On the other hand, the current yield looks very attractive compared to the average yield of 1.9% for the S&P 500.
Importantly for income investors, Intel’s dividend appears very safe. As stated above, Intel generated earnings-per-share of $0.87 in the first quarter.
For context, Intel currently paid a quarterly dividend of $0.315 per share, which implies a payout ratio of 36% in the most recent quarter.
Looking out over a longer time horizon, the payout ratio is lower. Intel produced earnings-per-share of $4.58 in 2018. The company distributed $1.20 of common share dividends during the same time period for a dividend payout ratio of 26% in the full fiscal year.

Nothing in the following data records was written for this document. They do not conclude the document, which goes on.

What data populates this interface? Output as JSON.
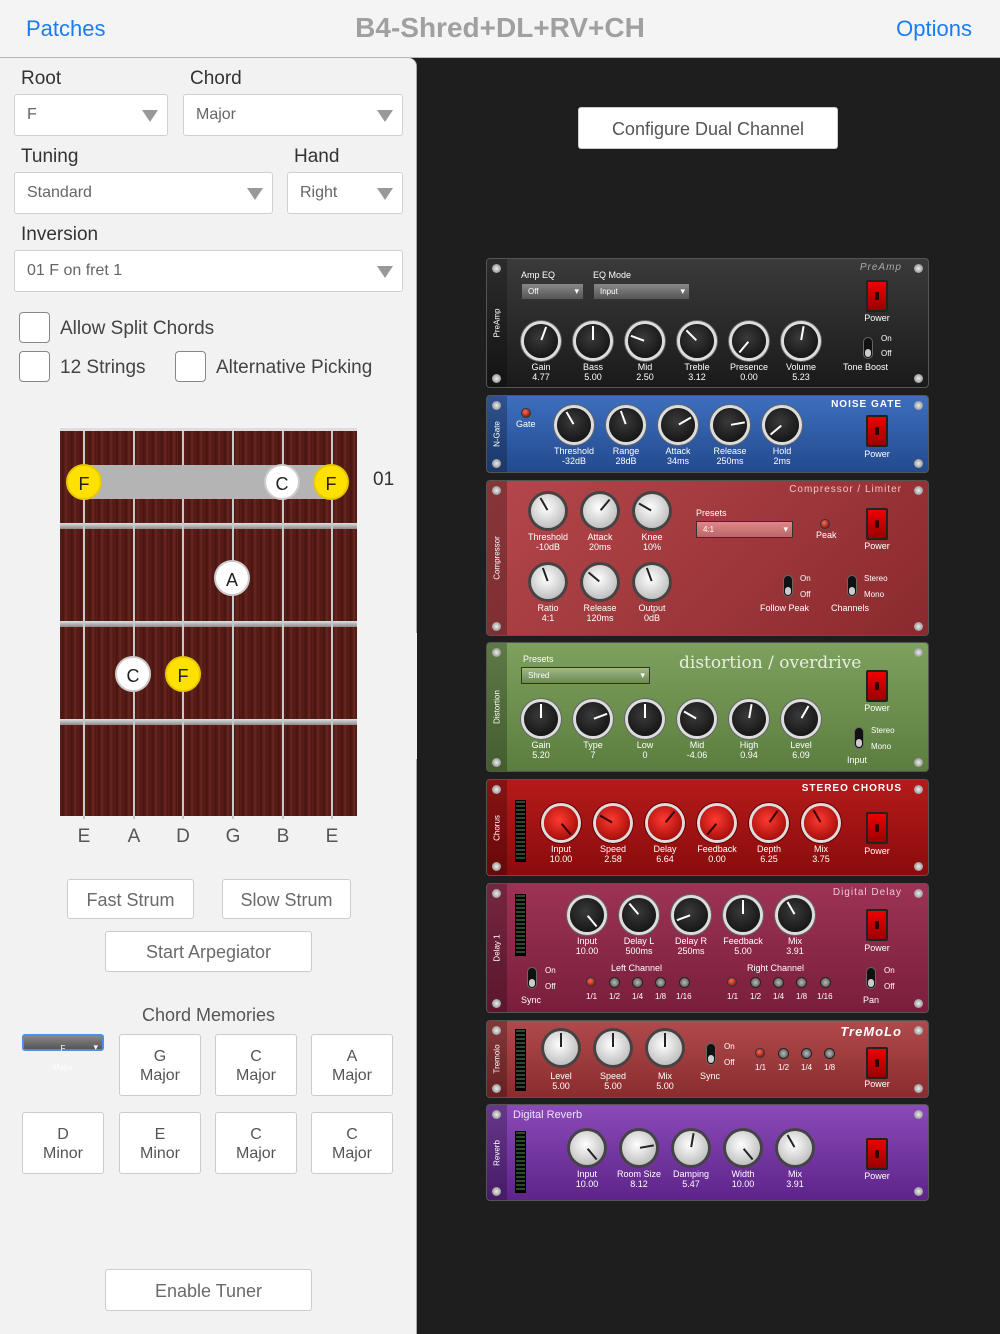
{
  "topbar": {
    "patches": "Patches",
    "title": "B4-Shred+DL+RV+CH",
    "options": "Options"
  },
  "left": {
    "root": {
      "label": "Root",
      "value": "F"
    },
    "chord": {
      "label": "Chord",
      "value": "Major"
    },
    "tuning": {
      "label": "Tuning",
      "value": "Standard"
    },
    "hand": {
      "label": "Hand",
      "value": "Right"
    },
    "inversion": {
      "label": "Inversion",
      "value": "01 F on fret 1"
    },
    "checks": {
      "split": "Allow Split Chords",
      "twelve": "12 Strings",
      "alt": "Alternative Picking"
    },
    "fret_number": "01",
    "notes": {
      "n1": "F",
      "n2": "C",
      "n3": "F",
      "n4": "A",
      "n5": "C",
      "n6": "F"
    },
    "strings": [
      "E",
      "A",
      "D",
      "G",
      "B",
      "E"
    ],
    "buttons": {
      "fast": "Fast Strum",
      "slow": "Slow Strum",
      "arp": "Start Arpegiator",
      "tuner": "Enable Tuner"
    },
    "memories_title": "Chord Memories",
    "memories": [
      {
        "n": "F",
        "q": "Major"
      },
      {
        "n": "G",
        "q": "Major"
      },
      {
        "n": "C",
        "q": "Major"
      },
      {
        "n": "A",
        "q": "Major"
      },
      {
        "n": "D",
        "q": "Minor"
      },
      {
        "n": "E",
        "q": "Minor"
      },
      {
        "n": "C",
        "q": "Major"
      },
      {
        "n": "C",
        "q": "Major"
      }
    ]
  },
  "rack": {
    "configure": "Configure Dual Channel",
    "preamp": {
      "side": "PreAmp",
      "hdr": "PreAmp",
      "ampeq_label": "Amp EQ",
      "ampeq": "Off",
      "eqmode_label": "EQ Mode",
      "eqmode": "Input",
      "power": "Power",
      "on": "On",
      "off": "Off",
      "tone": "Tone Boost",
      "k": [
        {
          "n": "Gain",
          "v": "4.77"
        },
        {
          "n": "Bass",
          "v": "5.00"
        },
        {
          "n": "Mid",
          "v": "2.50"
        },
        {
          "n": "Treble",
          "v": "3.12"
        },
        {
          "n": "Presence",
          "v": "0.00"
        },
        {
          "n": "Volume",
          "v": "5.23"
        }
      ]
    },
    "gate": {
      "side": "N-Gate",
      "hdr": "NOISE GATE",
      "gate": "Gate",
      "power": "Power",
      "k": [
        {
          "n": "Threshold",
          "v": "-32dB"
        },
        {
          "n": "Range",
          "v": "28dB"
        },
        {
          "n": "Attack",
          "v": "34ms"
        },
        {
          "n": "Release",
          "v": "250ms"
        },
        {
          "n": "Hold",
          "v": "2ms"
        }
      ]
    },
    "comp": {
      "side": "Compressor",
      "hdr": "Compressor / Limiter",
      "presets": "Presets",
      "preset": "4:1",
      "peak": "Peak",
      "power": "Power",
      "on": "On",
      "off": "Off",
      "follow": "Follow Peak",
      "stereo": "Stereo",
      "mono": "Mono",
      "channels": "Channels",
      "k1": [
        {
          "n": "Threshold",
          "v": "-10dB"
        },
        {
          "n": "Attack",
          "v": "20ms"
        },
        {
          "n": "Knee",
          "v": "10%"
        }
      ],
      "k2": [
        {
          "n": "Ratio",
          "v": "4:1"
        },
        {
          "n": "Release",
          "v": "120ms"
        },
        {
          "n": "Output",
          "v": "0dB"
        }
      ]
    },
    "dist": {
      "side": "Distortion",
      "hdr": "distortion / overdrive",
      "presets": "Presets",
      "preset": "Shred",
      "power": "Power",
      "stereo": "Stereo",
      "mono": "Mono",
      "input": "Input",
      "k": [
        {
          "n": "Gain",
          "v": "5.20"
        },
        {
          "n": "Type",
          "v": "7"
        },
        {
          "n": "Low",
          "v": "0"
        },
        {
          "n": "Mid",
          "v": "-4.06"
        },
        {
          "n": "High",
          "v": "0.94"
        },
        {
          "n": "Level",
          "v": "6.09"
        }
      ]
    },
    "chorus": {
      "side": "Chorus",
      "hdr": "STEREO CHORUS",
      "power": "Power",
      "k": [
        {
          "n": "Input",
          "v": "10.00"
        },
        {
          "n": "Speed",
          "v": "2.58"
        },
        {
          "n": "Delay",
          "v": "6.64"
        },
        {
          "n": "Feedback",
          "v": "0.00"
        },
        {
          "n": "Depth",
          "v": "6.25"
        },
        {
          "n": "Mix",
          "v": "3.75"
        }
      ]
    },
    "delay": {
      "side": "Delay 1",
      "hdr": "Digital Delay",
      "power": "Power",
      "on": "On",
      "off": "Off",
      "sync": "Sync",
      "left": "Left Channel",
      "right": "Right Channel",
      "pan": "Pan",
      "div": [
        "1/1",
        "1/2",
        "1/4",
        "1/8",
        "1/16"
      ],
      "k": [
        {
          "n": "Input",
          "v": "10.00"
        },
        {
          "n": "Delay L",
          "v": "500ms"
        },
        {
          "n": "Delay R",
          "v": "250ms"
        },
        {
          "n": "Feedback",
          "v": "5.00"
        },
        {
          "n": "Mix",
          "v": "3.91"
        }
      ]
    },
    "trem": {
      "side": "Tremolo",
      "hdr": "TreMoLo",
      "power": "Power",
      "on": "On",
      "off": "Off",
      "sync": "Sync",
      "div": [
        "1/1",
        "1/2",
        "1/4",
        "1/8"
      ],
      "k": [
        {
          "n": "Level",
          "v": "5.00"
        },
        {
          "n": "Speed",
          "v": "5.00"
        },
        {
          "n": "Mix",
          "v": "5.00"
        }
      ]
    },
    "reverb": {
      "side": "Reverb",
      "hdr": "Digital Reverb",
      "power": "Power",
      "k": [
        {
          "n": "Input",
          "v": "10.00"
        },
        {
          "n": "Room Size",
          "v": "8.12"
        },
        {
          "n": "Damping",
          "v": "5.47"
        },
        {
          "n": "Width",
          "v": "10.00"
        },
        {
          "n": "Mix",
          "v": "3.91"
        }
      ]
    }
  },
  "colors": {
    "accent": "#1a7cf2",
    "root_note": "#ffe100",
    "preamp": "#2a2a2a",
    "gate": "#2f5fae",
    "comp": "#a8383c",
    "dist": "#6c8e4e",
    "chorus": "#a51616",
    "delay": "#8e2a48",
    "trem": "#9a3a3c",
    "reverb": "#7a3aa6"
  }
}
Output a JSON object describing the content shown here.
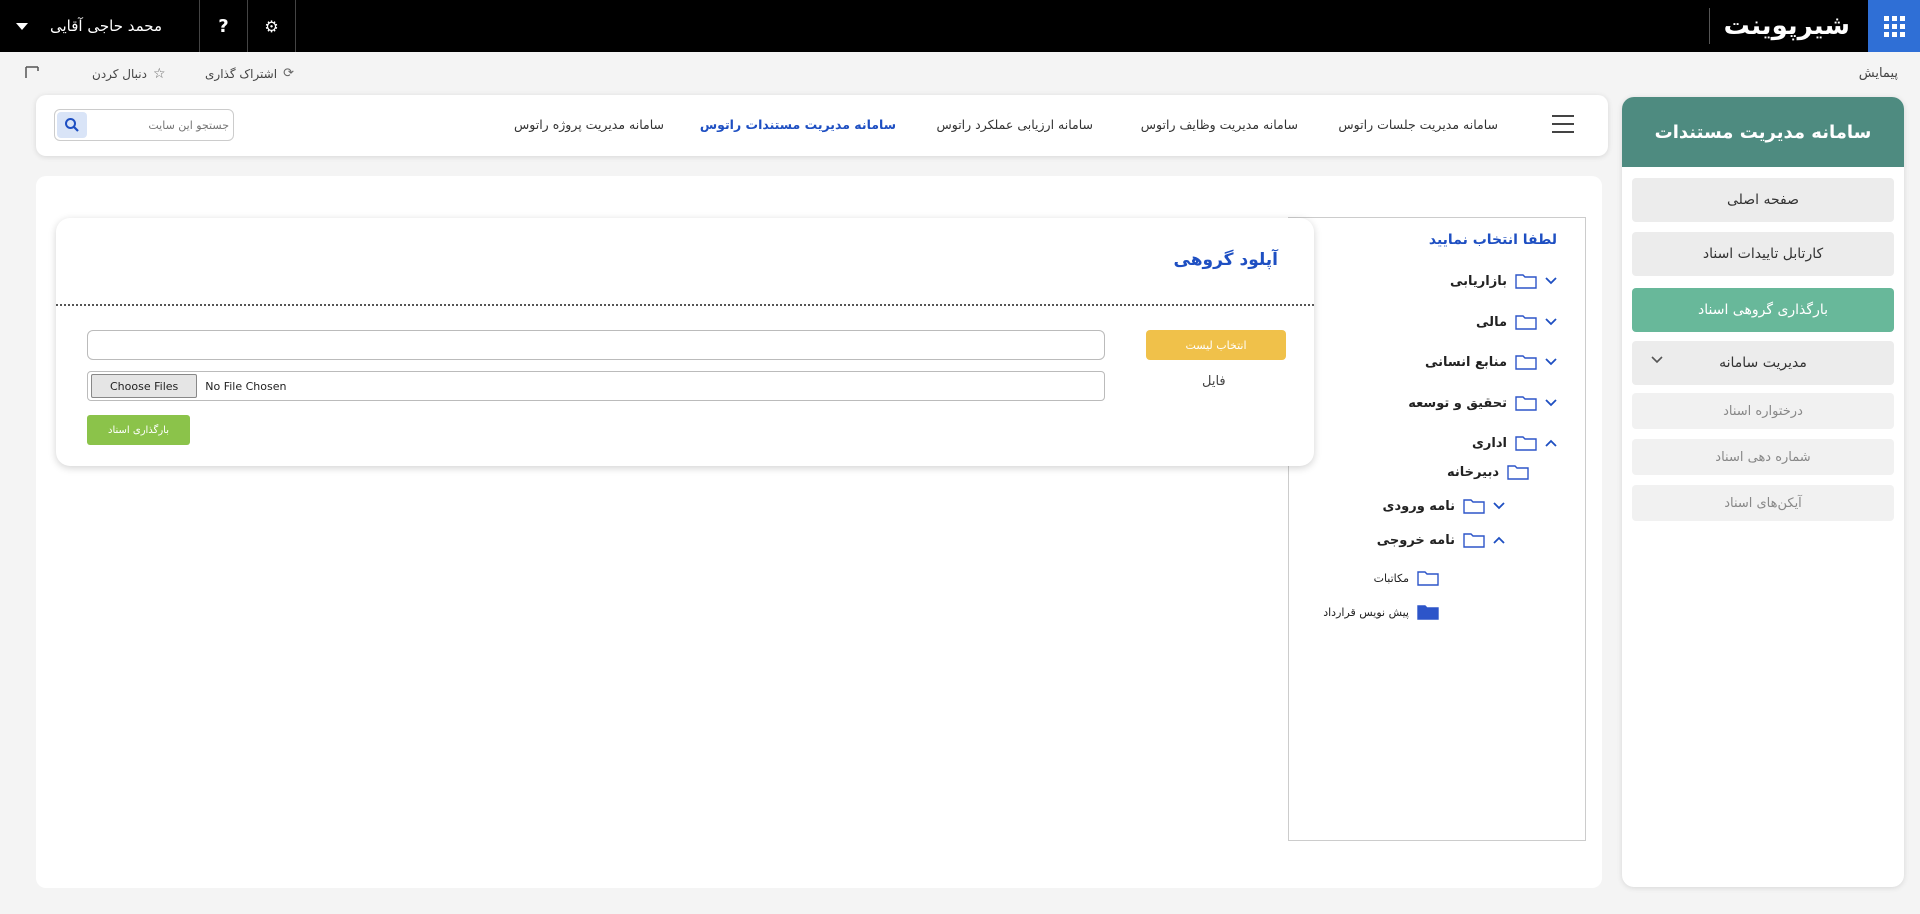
{
  "suite": {
    "brand": "شیرپوینت",
    "user_name": "محمد حاجی آقایی",
    "help_label": "?",
    "settings_glyph": "⚙"
  },
  "ribbon": {
    "nav_label": "پیمایش",
    "share": "اشتراک گذاری",
    "follow": "دنبال کردن"
  },
  "topnav": {
    "links": [
      "سامانه مدیریت جلسات راتوس",
      "سامانه مدیریت وظایف راتوس",
      "سامانه ارزیابی عملکرد راتوس",
      "سامانه مدیریت مستندات راتوس",
      "سامانه مدیریت پروژه راتوس"
    ],
    "search_placeholder": "جستجو این سایت"
  },
  "sidebar": {
    "title": "سامانه مدیریت مستندات",
    "items": [
      {
        "label": "صفحه اصلی"
      },
      {
        "label": "کارتابل تاییدات اسناد"
      },
      {
        "label": "بارگذاری گروهی اسناد",
        "active": true
      },
      {
        "label": "مدیریت سامانه",
        "expandable": true
      }
    ],
    "sub_items": [
      {
        "label": "درختواره اسناد"
      },
      {
        "label": "شماره دهی اسناد"
      },
      {
        "label": "آیکن‌های اسناد"
      }
    ]
  },
  "tree": {
    "title": "لطفا انتخاب نمایید",
    "nodes": [
      {
        "label": "بازاریابی",
        "expander": "collapsed"
      },
      {
        "label": "مالی",
        "expander": "collapsed"
      },
      {
        "label": "منابع انسانی",
        "expander": "collapsed"
      },
      {
        "label": "تحقیق و توسعه",
        "expander": "collapsed"
      },
      {
        "label": "اداری",
        "expander": "expanded"
      },
      {
        "label": "دبیرخانه",
        "expander": "none"
      },
      {
        "label": "نامه ورودی",
        "expander": "collapsed"
      },
      {
        "label": "نامه خروجی",
        "expander": "expanded"
      },
      {
        "label": "مکاتبات",
        "expander": "none"
      },
      {
        "label": "پیش نویس قرارداد",
        "expander": "none",
        "selected": true
      }
    ]
  },
  "upload": {
    "title": "آپلود گروهی",
    "select_list_button": "انتخاب لیست",
    "list_value": "",
    "file_label": "فایل",
    "choose_files": "Choose Files",
    "no_file": "No File Chosen",
    "upload_button": "بارگذاری اسناد"
  },
  "colors": {
    "accent_blue": "#1e4fc2",
    "sidebar_header": "#4e8b80",
    "active_item": "#68b89a",
    "select_button": "#f0c14a",
    "upload_button": "#8bc34a",
    "waffle": "#2f6fd6"
  }
}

Intel is expected to pay out $1.26 in dividends-per-share this year. Using the company’s guidance for earnings-per-share of $4.35, this equates to a payout ratio of 29%.
The dividend appears safe on the basis of earnings-per-share, and from the perspective of free cash flow as well.
Intel generated $5 billion of cash flow from operating activities in the first quarter of 2019 and spent ~$3.3 billion on capital expenditures during the same time period for free cash flow of approximately $1.6 billion.
The company distributed $1.4 billion of common share dividends during the same time period for a free cash flow dividend payout ratio of 88%.
Looking out over a longer time horizon, the payout ratio is significantly lower. Intel generated $29.4 billion of cash flow from operating activities in 2018 and spent $15.2 billion on capital expenditures for free cash flow of $14.2 billion.
The company distributed $5.5 billion of common share dividends during the same time period for a free cash flow dividend payout ratio of 39%.
Using either earnings-per-share or longer term free cash flow, Intel’s dividend looks very safe.
Valuation & Expected Returns
Intel compounded earnings-per-share at a rate of nearly 20% from 2009 through 2018. Since 2010, the annual growth has slowed to 9.3%.
Due to expected continued weakness this year, we expect earnings-per-share to grow at a rate of 5% through 2024.
Based on guidance for the year, the stock has a price-to-earnings ratio of 11. Outside of 2009, when the multiple was artificially higher due to a steep drop in earnings, the price-to-earnings multiple has never averaged higher than 13.8 over the last decade.
We have a 2024 target price-to-earnings ratio of 13 for the stock. If Intel’s stock can trade with this multiple by 2024, then valuation will add 3.4% to annual returns over this period of time.
Therefore, total annual returns for Intel would consist of the following:
- 5% earnings-per-share growth
- 2.6% dividend yield
- 3.4% valuation multiple expansion
Added up, we forecast that shares of Intel can offer a total annual return of 11% through 2024.
Intel’s most recent quarter was disappointing. Revenue was flat while earnings-per-share declined from the previous year. The company also lowered guidance for the year.
Intel stock dropped more 9% the day of its earnings release. Since then, the stock is down another 8%. We feel that this selloff is overdone. The market appears to be concerned with short-term headwinds while not fully appreciating the longer-term picture.
Generally, stocks with the potential for at least 10% annual returns are given a buy recommendation from Sure Dividend. Intel meets this requirement.
As such, we encourage investors who were waiting for a pullback in the technology giant to consider purchasing shares of Intel at the current price.